Duke and others are making college more affordable. NC can, too | Opinion

Duke University announced this week that it will offer free tuition to undergraduate students from North Carolina and South Carolina with family incomes of $150,000 or less. The university will provide additional financial assistance for housing, meals and some campus expenses to those with family incomes below $65,000. About 340 currently enrolled undergraduate students are expected to benefit in the next academic year.

It’s a commendable step toward making college more affordable, and it will be meaningful for North and South Carolinians as well as for Duke itself.

Duke has amassed somewhat of a reputation as an elite private institution filled mostly with students whose families can afford its costly tuition. There’s a degree of truth to that reputation. Tuition is costly: A semester at Duke will run you upwards of $31,000, and that’s excluding campus fees, housing, meals and other expenses that make college even more cost-prohibitive for many. Also, according to data from The New York Times, the median family income of a Duke student is $186,700, and about 69% of students come from families at the top 20% of the income distribution. About a fifth of Duke students come from families in the top 1% — a higher proportion than almost any other college in North Carolina. By removing one of the biggest barriers of entry for prospective low- and middle-income students — the cost — Duke can add more diversity to its student body.

This may be a big deal for North Carolina, but Duke is certainly not the first institution to implement a tuition program like this. Stanford University covers tuition, room and board for students with family incomes of less than $100,000, though there is an expected student contribution of several thousand dollars. At Princeton University, more than a quarter of the undergraduate student body receives aid covering full tuition, room and board, thanks to financial aid policies that provide support to the highest-need students.

But other North Carolina colleges and universities — both public and private — should follow in Duke’s footsteps.

To be fair, the UNC System has taken some steps toward affordability, and tuition remains relatively affordable compared to many peer institutions. Several years ago, North Carolina launched the N.C. Promise program, which caps in-state tuition at certain UNC System schools at just $500. Currently, four of the UNC System’s 16 universities participate in the program, but its most prestigious institutions do not.

The same New York Times data shows that the share of low-income students at UNC-Chapel Hill is even lower than at Duke, and about 60% of students come from families at the top 20% of the income distribution.

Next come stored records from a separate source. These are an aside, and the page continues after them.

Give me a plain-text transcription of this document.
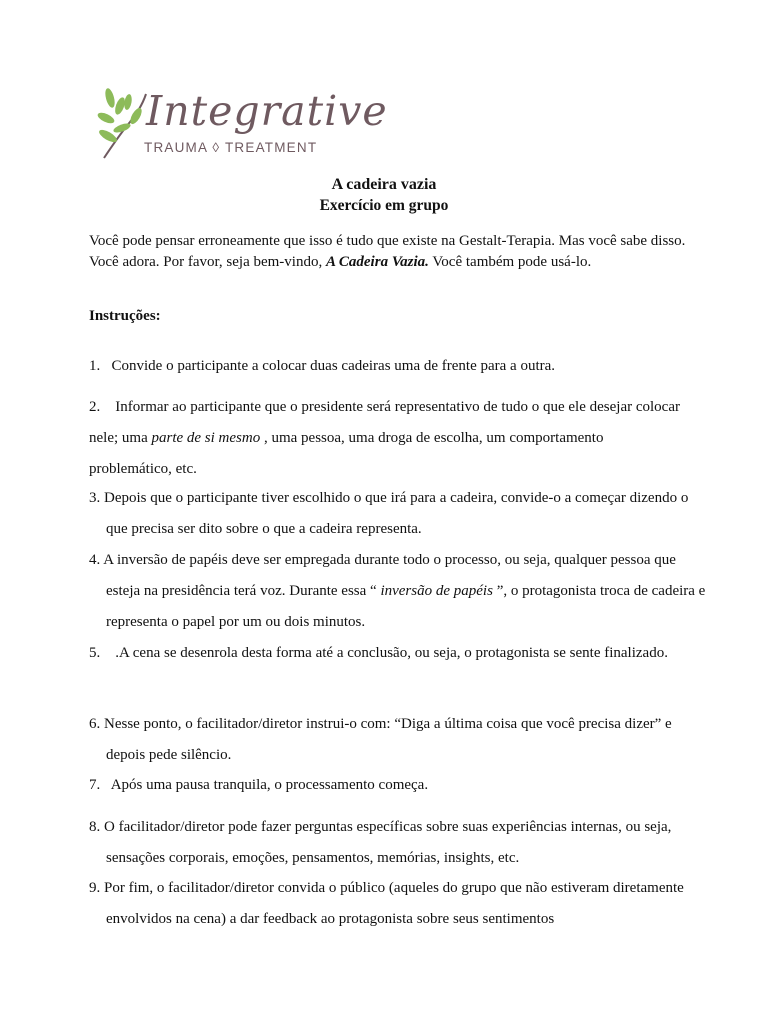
Integrative
TRAUMA ◊ TREATMENT
A cadeira vazia
Exercício em grupo

Você pode pensar erroneamente que isso é tudo que existe na Gestalt-Terapia. Mas você sabe disso. Você adora. Por favor, seja bem-vindo, A Cadeira Vazia. Você também pode usá-lo.

Instruções:

1. Convide o participante a colocar duas cadeiras uma de frente para a outra.

2. Informar ao participante que o presidente será representativo de tudo o que ele desejar colocar nele; uma parte de si mesmo , uma pessoa, uma droga de escolha, um comportamento problemático, etc.

3. Depois que o participante tiver escolhido o que irá para a cadeira, convide-o a começar dizendo o que precisa ser dito sobre o que a cadeira representa.

4. A inversão de papéis deve ser empregada durante todo o processo, ou seja, qualquer pessoa que esteja na presidência terá voz. Durante essa “ inversão de papéis ”, o protagonista troca de cadeira e representa o papel por um ou dois minutos.

5. .A cena se desenrola desta forma até a conclusão, ou seja, o protagonista se sente finalizado.

6. Nesse ponto, o facilitador/diretor instrui-o com: “Diga a última coisa que você precisa dizer” e depois pede silêncio.

7. Após uma pausa tranquila, o processamento começa.

8. O facilitador/diretor pode fazer perguntas específicas sobre suas experiências internas, ou seja, sensações corporais, emoções, pensamentos, memórias, insights, etc.

9. Por fim, o facilitador/diretor convida o público (aqueles do grupo que não estiveram diretamente envolvidos na cena) a dar feedback ao protagonista sobre seus sentimentos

UNC-Chapel Hill does have the Carolina Covenant program, which helps students from families at or below 200% of federal poverty guidelines graduate from college debt-free. But there is more that the UNC System and North Carolina can do to make college more affordable for not just low-income students, but middle-income students, too.

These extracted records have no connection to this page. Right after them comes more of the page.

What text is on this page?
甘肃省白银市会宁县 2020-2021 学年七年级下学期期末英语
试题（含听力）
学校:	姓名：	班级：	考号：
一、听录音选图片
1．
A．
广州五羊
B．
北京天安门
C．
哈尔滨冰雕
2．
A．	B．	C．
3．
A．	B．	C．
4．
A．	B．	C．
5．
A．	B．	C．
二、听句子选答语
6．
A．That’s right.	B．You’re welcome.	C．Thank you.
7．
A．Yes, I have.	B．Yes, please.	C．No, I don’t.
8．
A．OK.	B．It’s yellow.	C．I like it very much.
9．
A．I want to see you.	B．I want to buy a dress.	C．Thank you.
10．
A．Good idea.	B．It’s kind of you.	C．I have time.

Just look at what other states are doing. Georgia, for example, has scholarship programs that subsidizes tuition for in-state residents who attend one of Georgia’s public universities and meet certain academic eligibility requirements. For many students, those scholarships can cover as much as 90% to 100% of tuition costs.

The University of California system covers full tuition and fees for in-state students whose total family income is less than $80,000, and the University of Virginia announced a similar program in 2018. These sorts of programs go a long way toward making college an option for not just low-income students, but middle-income students, too. That’s important, because a $200,000 degree can be expensive even for families who are able to make ends meet.

Colleges and universities want to attract the best and brightest, but too often they only attract the students who can afford the cost of attendance. Oftentimes, students will choose the school that offers the best scholarships and financial aid — and if that’s Duke and not UNC-Chapel Hill, public universities lose their edge in that competition.

North Carolina prides itself on having one of the best public university systems in the country, and it has the opportunity to be a leader in an even more important way — by demonstrating a strong commitment to making college affordable for everyone.